Teatr Telewizji, bo tak

Teatr Telewizji. 
Czasami słyszę utyskiwania, że Polacy do teatru nie chodzą. Cóż. Ja bardzo chętnie, jak tylko życie daje mi możliwość, czyli jak wielu z nas: jak nie wiadomo o co chodzi, to wiadomo, że chodzi o pieniądze. To nie jest kwestia woli, podobnie jak z czytelnictwem. Gdybyśmy mieli chodzić do teatru, kina, opery, na koncerty, kupować książki i płyty, które nas interesują, to byśmy musieli mieć naprawdę bardzo zasobny portfel i bezmiar wolnego czasu - trzeba wybierać. Kiedyś chodziłam do teatru częściej, bo koleżanka grała w Teatrze Wybrzeże, teraz rzadziej niż niekiedy. Na szczęście Teatr Telewizji jest balsamem na moją duszę. Gdy mam szczęście to trafiam na perły emitowanie na żywo np. Trzy razy Fredro  



lub jak Getsemani z moją ulubioną Magdaleną Cielecką i ciągle niedocenianą Agatą Buzek. Agata jest świetną aktorką, o nietypowej urodzie, co powoduje, że jest szczególna.
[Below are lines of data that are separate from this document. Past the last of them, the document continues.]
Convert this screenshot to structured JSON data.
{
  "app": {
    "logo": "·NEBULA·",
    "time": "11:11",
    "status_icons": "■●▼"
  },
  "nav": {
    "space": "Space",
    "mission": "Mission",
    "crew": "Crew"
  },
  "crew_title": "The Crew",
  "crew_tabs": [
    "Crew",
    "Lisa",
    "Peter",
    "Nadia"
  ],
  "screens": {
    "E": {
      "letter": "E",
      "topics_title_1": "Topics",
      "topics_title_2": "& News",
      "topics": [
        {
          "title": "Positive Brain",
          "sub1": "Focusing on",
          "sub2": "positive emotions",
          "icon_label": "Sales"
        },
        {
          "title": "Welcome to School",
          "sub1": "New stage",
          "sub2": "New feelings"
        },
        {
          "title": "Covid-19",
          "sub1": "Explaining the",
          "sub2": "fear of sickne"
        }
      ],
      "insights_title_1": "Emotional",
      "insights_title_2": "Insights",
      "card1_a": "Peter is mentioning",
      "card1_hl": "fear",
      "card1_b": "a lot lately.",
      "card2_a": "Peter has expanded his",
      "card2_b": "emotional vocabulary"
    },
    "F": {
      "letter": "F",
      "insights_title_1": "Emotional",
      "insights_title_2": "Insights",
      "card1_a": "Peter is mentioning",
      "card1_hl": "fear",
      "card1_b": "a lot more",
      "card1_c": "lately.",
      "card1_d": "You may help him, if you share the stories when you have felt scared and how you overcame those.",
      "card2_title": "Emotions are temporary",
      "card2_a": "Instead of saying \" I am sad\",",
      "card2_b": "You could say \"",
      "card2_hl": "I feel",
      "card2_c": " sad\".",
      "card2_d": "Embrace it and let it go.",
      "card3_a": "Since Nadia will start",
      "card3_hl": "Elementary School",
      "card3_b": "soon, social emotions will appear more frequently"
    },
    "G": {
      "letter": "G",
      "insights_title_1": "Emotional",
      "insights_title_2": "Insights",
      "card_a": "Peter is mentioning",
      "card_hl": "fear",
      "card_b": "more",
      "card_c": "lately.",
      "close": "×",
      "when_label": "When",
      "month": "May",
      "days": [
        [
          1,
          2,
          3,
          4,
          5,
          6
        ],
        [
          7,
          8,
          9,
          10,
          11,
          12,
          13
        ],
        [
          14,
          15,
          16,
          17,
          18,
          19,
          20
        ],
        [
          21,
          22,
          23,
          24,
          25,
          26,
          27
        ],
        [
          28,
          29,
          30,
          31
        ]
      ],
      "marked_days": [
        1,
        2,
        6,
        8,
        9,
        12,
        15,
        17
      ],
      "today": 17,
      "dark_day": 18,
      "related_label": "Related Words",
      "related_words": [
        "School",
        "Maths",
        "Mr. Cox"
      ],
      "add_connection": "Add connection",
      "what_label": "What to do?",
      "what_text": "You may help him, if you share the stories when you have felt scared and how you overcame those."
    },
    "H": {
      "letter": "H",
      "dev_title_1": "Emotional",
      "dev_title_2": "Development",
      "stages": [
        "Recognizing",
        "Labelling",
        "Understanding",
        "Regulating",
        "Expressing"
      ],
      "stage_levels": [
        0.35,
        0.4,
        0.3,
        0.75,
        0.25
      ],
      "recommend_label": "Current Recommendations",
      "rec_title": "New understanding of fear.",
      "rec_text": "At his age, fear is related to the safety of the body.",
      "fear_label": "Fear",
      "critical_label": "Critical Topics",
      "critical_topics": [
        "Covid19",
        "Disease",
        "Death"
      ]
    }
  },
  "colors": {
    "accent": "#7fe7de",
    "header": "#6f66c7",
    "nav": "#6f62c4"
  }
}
Polecam prześledzić jej role np w Rewersie. 

Polecam spektakle teatru telewizji. Obsada, z jaką spotkamy się rzadko. 

Kocham teatr. Kocham sztukę na żywo.  
Dobrze, że mogę doświadczać jej częściej chociaż tak. 


Komentarze

  1. Też uwielbiam teatr, niestety tak jak Ty nie zawsze mnie na niego stać. I czasem zdarza mi się oglądać Teatr Telewizji... cudownie jest poczuć tą sztukę, bardziej namacalnie.

    OdpowiedzUsuń
    Odpowiedzi
    1. Jak patrzę na to, co się dzieje w każdy weekend kulturalnie, to czasami aż piszczę. Takie wybory czasami się odczuwa. Naprawdę dobrze, że mamy taką sztukę, chociaż tak.